# Timber Floor



## Mikegtr (27 Jun 2020)

I have a small workshop with a timber floor. The timber floor is supported on 2"x 2" joists on top of a concrete base. 
My question is:
I have two heavy items--a bandsaw and a belt/disc sander--both on casters for movement. To protect the wood floor what would you put down on top of the timber to move the two mentioned items around? It must be hard wearing.


----------



## MikeG. (27 Jun 2020)

Nothing, personally. They're lightweight machines and shouldn't do the floor much harm if they have decent castors.


----------



## sunnybob (27 Jun 2020)

A belt disc sander on casters?
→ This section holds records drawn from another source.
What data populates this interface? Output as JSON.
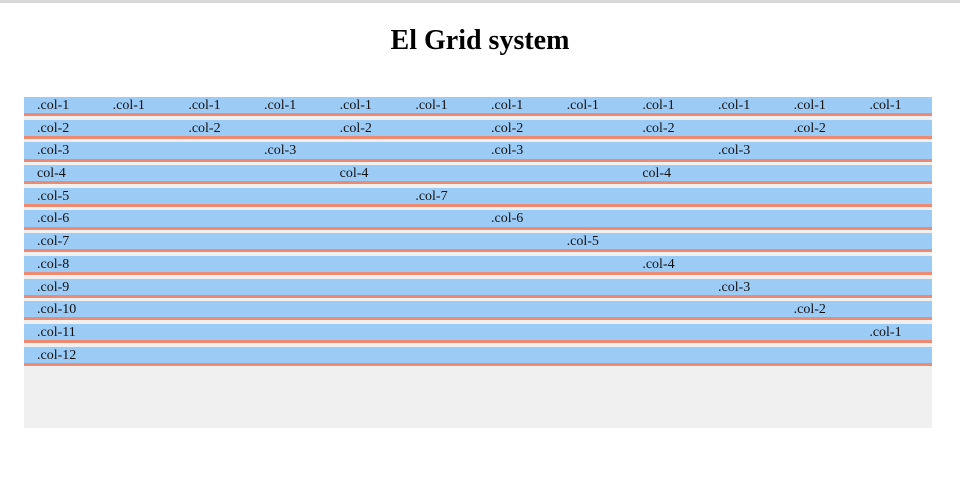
{
  "page": {
    "title": "El Grid system"
  },
  "grid": {
    "columns": 12,
    "rows": [
      [
        "12",
        ".col-1",
        ".col-1",
        ".col-1",
        ".col-1",
        ".col-1",
        ".col-1",
        ".col-1",
        ".col-1",
        ".col-1",
        ".col-1",
        ".col-1",
        ".col-1"
      ],
      [
        "6",
        ".col-2",
        ".col-2",
        ".col-2",
        ".col-2",
        ".col-2",
        ".col-2"
      ],
      [
        "4",
        ".col-3",
        ".col-3",
        ".col-3",
        ".col-3"
      ],
      [
        "3",
        "col-4",
        "col-4",
        "col-4"
      ],
      [
        "2",
        ".col-5",
        ".col-7"
      ],
      [
        "2",
        ".col-6",
        ".col-6"
      ],
      [
        "2",
        ".col-7",
        ".col-5"
      ],
      [
        "2",
        ".col-8",
        ".col-4"
      ],
      [
        "2",
        ".col-9",
        ".col-3"
      ],
      [
        "2",
        ".col-10",
        ".col-2"
      ],
      [
        "2",
        ".col-11",
        ".col-1"
      ],
      [
        "1",
        ".col-12"
      ]
    ],
    "spans": [
      [
        1,
        1,
        1,
        1,
        1,
        1,
        1,
        1,
        1,
        1,
        1,
        1
      ],
      [
        2,
        2,
        2,
        2,
        2,
        2
      ],
      [
        3,
        3,
        3,
        3
      ],
      [
        4,
        4,
        4
      ],
      [
        5,
        7
      ],
      [
        6,
        6
      ],
      [
        7,
        5
      ],
      [
        8,
        4
      ],
      [
        9,
        3
      ],
      [
        10,
        2
      ],
      [
        11,
        1
      ],
      [
        12
      ]
    ]
  },
  "colors": {
    "row_fill": "#9ccbf6",
    "row_border": "#ec8a72",
    "container_bg": "#f0f0f0"
  }
}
Just how big and heavy is it? Theyre normally bench top machines.

and what timber is the floor made of?

But Mike is not often wrong when it comes to sheds.


----------



## Mikegtr (28 Jun 2020)

Hi SunnyBob.

The belt/sander is currently on castors--on a stand--due to lack of space so has to be moved 'to get to other items'. The floor s normal tongue & groove boards.


----------



## sunnybob (28 Jun 2020)

If thats a normal sized bench top model and as long as the bandsaw isnt 12 ft tall, theres no problem at all on T&G boards. 8) 
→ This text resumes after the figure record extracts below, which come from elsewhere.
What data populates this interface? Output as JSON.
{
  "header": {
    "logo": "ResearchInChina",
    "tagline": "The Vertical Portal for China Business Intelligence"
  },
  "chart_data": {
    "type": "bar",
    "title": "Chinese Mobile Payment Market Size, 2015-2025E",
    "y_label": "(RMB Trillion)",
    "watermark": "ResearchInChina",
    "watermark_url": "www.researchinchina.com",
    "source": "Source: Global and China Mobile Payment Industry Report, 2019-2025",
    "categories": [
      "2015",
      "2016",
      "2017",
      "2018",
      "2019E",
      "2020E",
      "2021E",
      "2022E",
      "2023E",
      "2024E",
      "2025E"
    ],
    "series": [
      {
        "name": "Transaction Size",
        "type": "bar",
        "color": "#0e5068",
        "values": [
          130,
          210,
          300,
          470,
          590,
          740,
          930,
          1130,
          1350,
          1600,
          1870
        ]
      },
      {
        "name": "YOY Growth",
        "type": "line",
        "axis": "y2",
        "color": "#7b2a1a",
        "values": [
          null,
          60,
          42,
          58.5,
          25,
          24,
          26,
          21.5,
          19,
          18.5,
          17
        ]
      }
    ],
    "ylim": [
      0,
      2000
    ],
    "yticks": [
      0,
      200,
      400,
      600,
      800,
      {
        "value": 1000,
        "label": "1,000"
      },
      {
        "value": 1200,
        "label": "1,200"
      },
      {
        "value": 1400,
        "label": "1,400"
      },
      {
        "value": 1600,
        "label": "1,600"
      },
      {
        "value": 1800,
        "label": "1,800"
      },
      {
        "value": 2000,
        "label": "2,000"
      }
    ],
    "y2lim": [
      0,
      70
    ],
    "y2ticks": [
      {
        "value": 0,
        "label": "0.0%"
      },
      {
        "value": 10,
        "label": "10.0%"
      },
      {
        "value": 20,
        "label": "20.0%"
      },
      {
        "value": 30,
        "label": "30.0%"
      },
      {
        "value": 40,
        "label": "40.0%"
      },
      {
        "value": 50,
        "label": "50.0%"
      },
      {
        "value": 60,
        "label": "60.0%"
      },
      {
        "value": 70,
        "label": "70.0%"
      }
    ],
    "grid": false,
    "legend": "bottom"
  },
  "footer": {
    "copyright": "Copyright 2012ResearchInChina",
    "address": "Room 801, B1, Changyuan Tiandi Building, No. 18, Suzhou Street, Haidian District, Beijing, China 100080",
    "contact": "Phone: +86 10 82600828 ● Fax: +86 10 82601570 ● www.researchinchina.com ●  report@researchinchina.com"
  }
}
But remember that anything on castors has the weight spread between the castors.
For eaxmple, a 1 ton machine on 4 castors has a 1/4 ton on each.

If thats a normal bandsaw in the 80 to a 100 kgs range, thats only 25 kgs on each wheel. If you can find some double wheel castors like on beds,that are rated adequately, then the weight per wheel is halved again.


----------